08 septembre 2024

Nick Cave & The Bad Seeds - Wild God (2024)

Cet album de l'épiphanie qu'on n'attendait plus. Nick Cave et ses Bad Seeds ont à nouveau enregistré en France, au studio Miraval cette fois. Il fallait remonter loin (Dig, Lazarus dig!!! en 2008) et plus encore (Abattoir Blues / The Life Of Orpheus en 2004) pour retrouver l'australien à ce point fringant et son groupe aussi dynamique. Bien sûr entre temps l'artiste aura perdu deux de ses fils dont un auquel il a consacré un album déchirant ;  et c'est plus qu'un humain ne saurait endurer.

Les Bad Seeds originels ont peu à peu quitté le navire, laissant Warren Ellis quasiment seul aux manettes comme un substitut à Mick Harvey. Les notes profondes du Korg, magiques mais parfois ennuyeuses. ont peu à peu pris le pas sur les guitares menaçantes de jadis. On vénérait Nick Cave à son plus apaisé (The Boatman's Call, album certifié 100% ballades) mais on renâclait à ce son émasculé dont Warren Ellis le gratifiait depuis des années.

Voici Wild God ou le coup d'état permanent de l'orchestre, d'une chorale omniprésente qui donne une fièvre incroyable à l'ensemble. Déjà les deux singles distillés au début de l'été et que l'on retrouve ici rappellent forcément aux plus nostalgiques les grandes heures des Bad Seeds d'antan, avec violons princiers, rythmique souple des rescapés Martyn Casey et Thomas Wylder. Tout comme le morceau d'ouverture, le formidable ''Song of the lake" non utilisé en single dont l'esprit est plus que jamais à la parabole, à la rédemption ; Nick Cave évoque-t-il les berges du Styx auxquelles le sort contraire l'a amené ? Le crooner confirme en tout cas son retour en forme via le superbe morceau-titre qui offre en éruption un break gospel à mi-chemin.  

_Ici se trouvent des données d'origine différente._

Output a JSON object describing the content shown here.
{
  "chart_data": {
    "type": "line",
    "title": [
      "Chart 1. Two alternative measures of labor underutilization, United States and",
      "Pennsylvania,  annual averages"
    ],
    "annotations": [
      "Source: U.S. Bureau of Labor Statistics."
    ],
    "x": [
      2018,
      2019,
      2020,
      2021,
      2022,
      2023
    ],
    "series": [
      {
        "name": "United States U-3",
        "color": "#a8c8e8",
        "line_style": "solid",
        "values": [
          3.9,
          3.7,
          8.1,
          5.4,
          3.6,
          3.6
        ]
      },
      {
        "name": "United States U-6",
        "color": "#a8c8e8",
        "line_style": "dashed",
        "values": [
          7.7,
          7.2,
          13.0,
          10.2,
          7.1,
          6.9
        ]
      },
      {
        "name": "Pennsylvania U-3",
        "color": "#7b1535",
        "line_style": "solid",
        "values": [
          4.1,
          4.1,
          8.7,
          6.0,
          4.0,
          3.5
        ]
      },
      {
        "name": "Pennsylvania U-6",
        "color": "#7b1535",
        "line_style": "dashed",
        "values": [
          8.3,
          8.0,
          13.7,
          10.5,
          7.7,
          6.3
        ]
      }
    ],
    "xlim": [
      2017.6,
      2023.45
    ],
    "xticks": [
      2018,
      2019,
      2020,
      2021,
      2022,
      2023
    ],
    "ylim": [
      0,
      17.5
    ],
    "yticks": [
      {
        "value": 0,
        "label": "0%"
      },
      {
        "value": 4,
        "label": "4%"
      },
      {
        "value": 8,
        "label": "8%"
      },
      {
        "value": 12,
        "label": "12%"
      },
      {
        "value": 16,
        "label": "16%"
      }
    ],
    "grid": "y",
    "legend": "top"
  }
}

L'immense "Frogs (single de l'année ?) emboîte le pas à "Wild god" pour clore une entame qui justifie à elle seule la possession de cet album. Comme le dirait la mascotte de Groland, « c’est la fête ! ». Si le rythme ensuite retombe peu à peu ensuite, c'est pour donner libre cours à de tendres odes aux femmes aimées vivantes ou disparues dans une liturgie - pour les distraits, Nick Cave a toujours été obsédé par la foi et cité la Bible - qui n'a plus rien de plombante. Le magnifique "Final rescue attempt" convie l'auditeur à entendre les louanges adressés à son épouse Susie. Ou bien le très beau "O wow o wow 'how beautiful she is)" qui met les poils puisqu'il convoque le fantôme d'Anita Lane la muse des premières heures et créditée sur le premier Bad Seeds, récemment disparue. On entend ainsi sa voix samplée. 

Pas même l'inattendu et désagréable autotune sur ce dernier titre ni cette décevante pochette (alors qu'un si beau portrait orne l'intérieur) ne parviennent à minimiser l'impact du retour en grâce du prêcheur ; c'est un signe.

En bref : l'album de la résilience pour Nick Cave. Et des Bad Seeds pour ce qu'il en reste qui retrouvent enfin de leur panache. Certaines orchestrations frisent ici le sublime et de nombreux nouveaux classiques s'ajoutent au riche répertoire de l'artiste. Un retour au premier plan inespéré.